下記の問題及び解説は、必ずしも現時点における法改正及びデータを反映したものではない場合があります。

管理業務主任者 過去問解説 令和2年 問41

【問 41】 管理業務主任者が、マンションの管理組合の役員に対して説明した内容に関する次の記述のうち、「個人情報の保護に関する法律」によれば、誤っているものはどれか。

1 管理組合の組合員の氏名が記載されている名簿が、紙面によるものであっても、五十音順など一定の規則に従って整理・分類され、容易に検索できるものであれば、その名簿上の氏名は「個人データ」に該当します。

2 マンションの共用部分に設置された防犯カメラに映る映像は、特定の個人が識別できるものであれば「個人情報」に該当します。

3 このマンションの居住者の数は、5,000人を超えていないので、管理組合は、個人情報取扱事業者に該当せず、この法律の対象にはなりません。

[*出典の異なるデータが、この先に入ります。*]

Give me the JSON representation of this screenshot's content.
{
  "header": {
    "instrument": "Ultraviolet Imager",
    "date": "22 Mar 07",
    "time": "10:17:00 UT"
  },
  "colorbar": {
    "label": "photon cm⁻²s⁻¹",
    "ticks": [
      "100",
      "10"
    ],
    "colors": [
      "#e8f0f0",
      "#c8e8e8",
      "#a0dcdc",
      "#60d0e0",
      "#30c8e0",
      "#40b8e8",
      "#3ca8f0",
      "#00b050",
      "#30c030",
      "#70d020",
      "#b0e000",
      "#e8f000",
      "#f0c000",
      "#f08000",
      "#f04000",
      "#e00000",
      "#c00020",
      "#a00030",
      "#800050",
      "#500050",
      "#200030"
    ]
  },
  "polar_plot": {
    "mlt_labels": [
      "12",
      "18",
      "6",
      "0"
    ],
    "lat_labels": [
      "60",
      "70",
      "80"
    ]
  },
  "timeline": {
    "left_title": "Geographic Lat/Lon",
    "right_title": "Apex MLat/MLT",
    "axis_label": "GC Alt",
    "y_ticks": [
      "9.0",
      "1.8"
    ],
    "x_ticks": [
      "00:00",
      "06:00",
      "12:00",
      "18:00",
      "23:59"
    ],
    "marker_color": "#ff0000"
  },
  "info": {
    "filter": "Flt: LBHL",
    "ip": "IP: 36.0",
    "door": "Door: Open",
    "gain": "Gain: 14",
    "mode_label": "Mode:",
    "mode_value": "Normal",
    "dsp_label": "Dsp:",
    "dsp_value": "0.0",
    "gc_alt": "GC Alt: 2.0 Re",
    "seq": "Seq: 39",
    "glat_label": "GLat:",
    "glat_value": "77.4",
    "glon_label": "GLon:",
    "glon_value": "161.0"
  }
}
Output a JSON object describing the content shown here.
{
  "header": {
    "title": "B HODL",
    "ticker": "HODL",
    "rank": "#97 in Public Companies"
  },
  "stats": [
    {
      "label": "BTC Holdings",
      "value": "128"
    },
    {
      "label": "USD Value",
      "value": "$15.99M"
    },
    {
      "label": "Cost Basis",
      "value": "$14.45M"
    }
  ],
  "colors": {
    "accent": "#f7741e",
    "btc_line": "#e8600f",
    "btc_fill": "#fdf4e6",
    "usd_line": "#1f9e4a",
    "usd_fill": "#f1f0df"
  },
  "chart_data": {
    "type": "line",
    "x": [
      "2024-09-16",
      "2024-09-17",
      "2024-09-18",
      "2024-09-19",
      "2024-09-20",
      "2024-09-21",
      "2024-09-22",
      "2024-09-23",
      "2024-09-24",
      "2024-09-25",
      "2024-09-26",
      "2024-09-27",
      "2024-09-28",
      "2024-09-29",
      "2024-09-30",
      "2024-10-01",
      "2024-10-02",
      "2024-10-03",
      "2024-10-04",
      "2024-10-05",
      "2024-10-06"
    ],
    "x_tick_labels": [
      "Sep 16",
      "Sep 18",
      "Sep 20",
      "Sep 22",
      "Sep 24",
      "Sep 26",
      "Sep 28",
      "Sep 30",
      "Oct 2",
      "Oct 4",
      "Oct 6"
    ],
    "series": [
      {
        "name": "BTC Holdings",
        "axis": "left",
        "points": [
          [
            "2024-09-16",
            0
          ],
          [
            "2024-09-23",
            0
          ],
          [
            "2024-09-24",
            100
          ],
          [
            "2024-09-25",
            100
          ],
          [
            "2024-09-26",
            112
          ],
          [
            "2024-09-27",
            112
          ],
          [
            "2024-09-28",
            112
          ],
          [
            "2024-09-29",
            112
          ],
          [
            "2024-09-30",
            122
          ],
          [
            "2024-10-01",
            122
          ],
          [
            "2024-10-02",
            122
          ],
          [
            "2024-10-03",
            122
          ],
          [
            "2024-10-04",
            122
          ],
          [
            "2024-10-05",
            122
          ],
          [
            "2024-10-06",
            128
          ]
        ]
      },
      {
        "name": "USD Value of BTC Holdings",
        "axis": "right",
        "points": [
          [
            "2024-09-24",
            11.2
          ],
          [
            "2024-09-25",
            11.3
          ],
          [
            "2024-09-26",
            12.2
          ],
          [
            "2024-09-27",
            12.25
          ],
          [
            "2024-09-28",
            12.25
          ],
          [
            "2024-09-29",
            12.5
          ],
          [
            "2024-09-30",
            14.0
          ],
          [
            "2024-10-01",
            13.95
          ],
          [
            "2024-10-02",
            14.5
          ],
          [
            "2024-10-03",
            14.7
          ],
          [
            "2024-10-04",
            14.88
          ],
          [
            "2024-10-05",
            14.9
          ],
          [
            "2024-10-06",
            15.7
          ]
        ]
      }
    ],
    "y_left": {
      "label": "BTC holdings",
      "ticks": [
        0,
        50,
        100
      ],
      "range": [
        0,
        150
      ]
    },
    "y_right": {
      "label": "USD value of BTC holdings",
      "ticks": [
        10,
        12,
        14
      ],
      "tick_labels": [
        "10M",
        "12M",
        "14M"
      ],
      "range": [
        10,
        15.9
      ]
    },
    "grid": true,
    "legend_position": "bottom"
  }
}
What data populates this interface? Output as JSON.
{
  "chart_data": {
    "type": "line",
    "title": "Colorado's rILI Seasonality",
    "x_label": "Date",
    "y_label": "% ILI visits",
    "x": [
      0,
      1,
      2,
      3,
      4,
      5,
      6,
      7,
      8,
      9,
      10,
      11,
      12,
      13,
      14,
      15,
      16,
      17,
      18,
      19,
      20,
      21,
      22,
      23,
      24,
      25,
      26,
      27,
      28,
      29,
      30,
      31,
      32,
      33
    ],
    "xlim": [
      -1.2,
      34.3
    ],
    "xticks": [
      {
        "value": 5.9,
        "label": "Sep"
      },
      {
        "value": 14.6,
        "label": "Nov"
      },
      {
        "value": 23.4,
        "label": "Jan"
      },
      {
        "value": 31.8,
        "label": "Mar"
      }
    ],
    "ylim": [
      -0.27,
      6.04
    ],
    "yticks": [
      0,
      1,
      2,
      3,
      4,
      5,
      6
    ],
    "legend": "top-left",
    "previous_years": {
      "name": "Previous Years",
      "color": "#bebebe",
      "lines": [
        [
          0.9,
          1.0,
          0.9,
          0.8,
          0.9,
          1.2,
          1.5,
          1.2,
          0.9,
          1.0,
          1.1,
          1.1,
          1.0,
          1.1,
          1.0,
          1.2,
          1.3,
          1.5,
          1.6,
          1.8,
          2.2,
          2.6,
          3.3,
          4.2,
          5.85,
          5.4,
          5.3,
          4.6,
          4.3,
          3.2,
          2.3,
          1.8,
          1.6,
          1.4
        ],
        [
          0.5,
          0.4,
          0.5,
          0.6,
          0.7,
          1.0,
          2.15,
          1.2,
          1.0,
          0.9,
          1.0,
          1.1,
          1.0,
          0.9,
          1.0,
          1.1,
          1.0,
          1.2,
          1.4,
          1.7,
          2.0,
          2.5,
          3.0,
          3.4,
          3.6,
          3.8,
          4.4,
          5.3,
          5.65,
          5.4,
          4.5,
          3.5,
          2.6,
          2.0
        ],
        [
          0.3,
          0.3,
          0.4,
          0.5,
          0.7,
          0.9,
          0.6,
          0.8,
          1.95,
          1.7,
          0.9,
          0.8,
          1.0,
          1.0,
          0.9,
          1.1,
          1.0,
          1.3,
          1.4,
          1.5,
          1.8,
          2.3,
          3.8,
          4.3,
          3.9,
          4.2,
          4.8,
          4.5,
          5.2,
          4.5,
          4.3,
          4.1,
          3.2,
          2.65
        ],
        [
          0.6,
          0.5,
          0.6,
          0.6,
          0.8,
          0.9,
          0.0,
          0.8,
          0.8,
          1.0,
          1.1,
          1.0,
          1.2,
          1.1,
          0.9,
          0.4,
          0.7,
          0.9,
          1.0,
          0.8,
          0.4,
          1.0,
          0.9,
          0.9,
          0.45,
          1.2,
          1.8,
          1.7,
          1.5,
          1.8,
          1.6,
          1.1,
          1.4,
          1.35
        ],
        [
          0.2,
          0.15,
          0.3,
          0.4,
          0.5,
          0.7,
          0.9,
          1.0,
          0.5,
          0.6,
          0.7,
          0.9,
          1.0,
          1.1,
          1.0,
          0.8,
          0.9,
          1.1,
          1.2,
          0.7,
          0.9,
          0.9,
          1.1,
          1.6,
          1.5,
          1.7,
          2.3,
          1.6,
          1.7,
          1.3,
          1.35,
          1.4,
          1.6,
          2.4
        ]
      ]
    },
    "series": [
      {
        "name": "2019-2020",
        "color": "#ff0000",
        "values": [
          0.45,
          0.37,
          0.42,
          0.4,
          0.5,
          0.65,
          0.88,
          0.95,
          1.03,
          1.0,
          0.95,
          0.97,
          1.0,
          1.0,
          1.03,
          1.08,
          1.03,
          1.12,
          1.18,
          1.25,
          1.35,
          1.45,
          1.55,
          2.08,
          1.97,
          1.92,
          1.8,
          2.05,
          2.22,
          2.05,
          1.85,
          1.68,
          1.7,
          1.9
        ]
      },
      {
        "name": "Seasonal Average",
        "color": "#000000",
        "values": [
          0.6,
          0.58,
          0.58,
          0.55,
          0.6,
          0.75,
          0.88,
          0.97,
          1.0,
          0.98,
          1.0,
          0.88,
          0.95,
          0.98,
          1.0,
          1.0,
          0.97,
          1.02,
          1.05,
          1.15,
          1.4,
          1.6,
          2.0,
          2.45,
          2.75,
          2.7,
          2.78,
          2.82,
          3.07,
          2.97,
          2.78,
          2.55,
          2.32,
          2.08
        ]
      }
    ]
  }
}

4 マンション管理業者は、特定の組合員から当該本人が識別される保有個人データの開示を求められたときは、その開示に係る手数料を徴収することができます。

【解答及び解説】

【問 41】 正解 3

1 正しい。「個人データ」とは、個人情報データベース等を構成する個人情報をいい、「個人情報データベース等」とは、個人情報を含む情報の集合物であって、特定の個人情報を容易に検索することができるように体系的に構成したものである。本肢のように、紙面による名簿であっても、五十音順など一定の規則に従って整理・分類され、容易に検索できるものであれば、その名簿上の氏名は「個人データ」に該当する。
*個人情報保護法2条6項

2 正しい。「個人情報」とは、生存する個人に関する情報であって、音声、動作その他の方法を用いて表された一切の事項により特定の個人を識別することができるものも含まれる。したがって、防犯カメラに映る映像も、特定の個人が識別できるものであれば「個人情報」に該当する。
*個人情報保護法2条1項1号

3 誤り。「個人情報取扱事業者」とは、個人情報データベース等を事業の用に供している者であれば、保有する個人情報の件数が5,000人を超えていない場合でも、「個人情報取扱事業者」に該当する。
*個人情報保護法2条5項

4 正しい。個人情報取扱事業者は、当該本人が識別される保有個人データの開示の請求を受けたときは、当該措置の実施に関し、手数料を徴収することができる。
*個人情報保護法33条1項


【解法のポイント】正解肢の肢3は、法改正があった部分で、ご存じの方が多かったのではないかと思います。